Migliaia di persone sono scese ieri in piazza a Mogadiscio e in diverse città della Somalia per protestare contro la decisione di Israele di riconoscere l’indipendenza del Somaliland. Mentre nel Paese i manifestanti marciavano sventolando bandiere somale e palestinesi, in Turchia il presidente Recep Tayyip Erdogan e l’omologo somalo Hassan Sheikh Mohamud hanno condannato congiuntamente la mossa di Tel Aviv, definita “illegittima e inaccettabile”.
Secondo quel che viene riportato dai media locali, in Somalia diversi cortei hanno attraversato la capitale fino allo stadio cittadino; proteste analoghe sono state registrate anche nei centri di Lascanod, Guriceel e Baidoa. La reazione popolare segue l’annuncio del 26 dicembre, con cui Israele è diventato il primo Stato a riconoscere ufficialmente la sovranità del Somaliland, territorio che opera de facto come entità indipendente dal 1991 pur senza legittimazione internazionale. Di segno opposto il clima ad Hargeisa, capitale della regione separatista, dove si sono svolti festeggiamenti con l’esposizione di bandiere israeliane, fatto raro in una nazione a maggioranza musulmana.
A Istanbul, invece, nella conferenza bilaterale svoltasi in seguito all’incontro con Mohamud, Erdogan ha evidenziato che il riconoscimento minaccia la stabilità del Corno d’Africa. “Il governo di Netanyahu ha le mani sporche del sangue di 71.000 nostri fratelli e sorelle palestinesi”, ha detto il leader turco, accusando Israele di voler estendere il conflitto mediorientale al continente africano. Secondo le informazioni riportate, il vertice tra Erdogan e Mohamud ha sancito anche il rafforzamento della cooperazione economica: la Turchia avvierà nel 2026 le trivellazioni energetiche offshore nelle acque somale, utilizzando due nuove navi per la perforazione in acque profonde recentemente acquisite.
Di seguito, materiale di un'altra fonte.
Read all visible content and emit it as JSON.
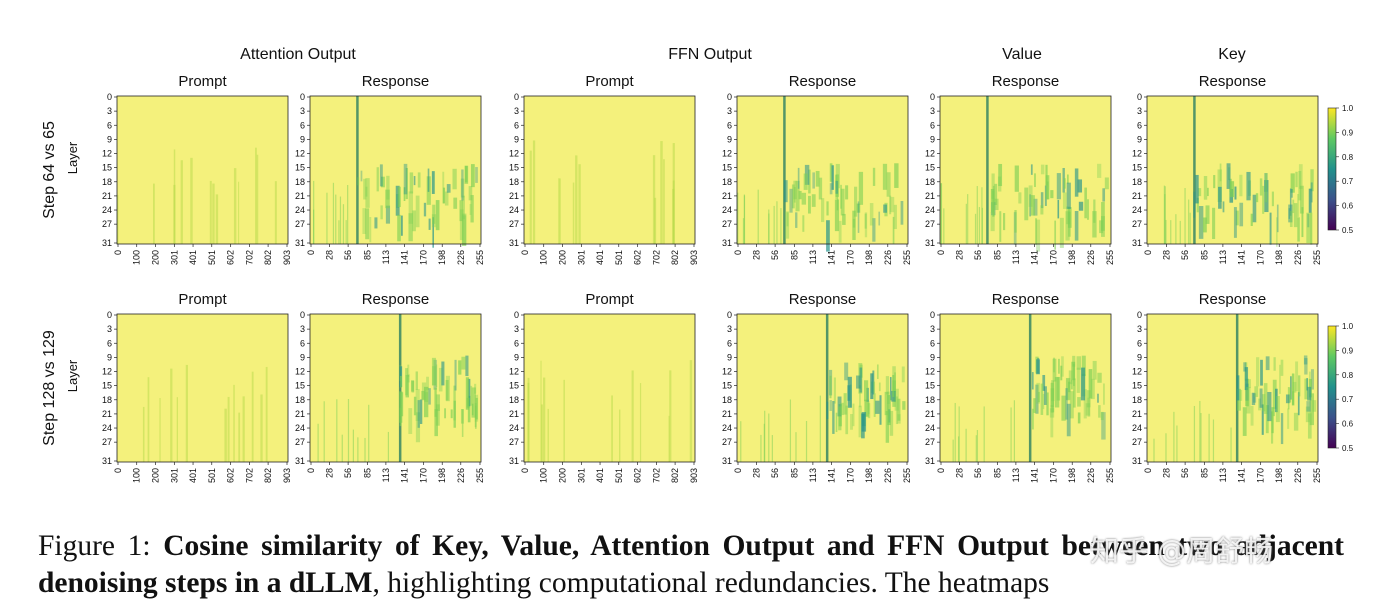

Da parte sua, il presidente somalo ha qualificato l’azione israeliana come “aggressione illegale” e violazione della Carta dell’Onu. In un’intervista ad Al Jazeera, Mohamud ha denunciato un presunto doppio fine strategico di Tel Aviv: assumere il controllo delle rotte marittime tra Mar Rosso e Golfo di Aden e, secondo le sue parole, “trasferire forzatamente i palestinesi in Somalia” attraverso la costruzione di una base militare nel Somaliland.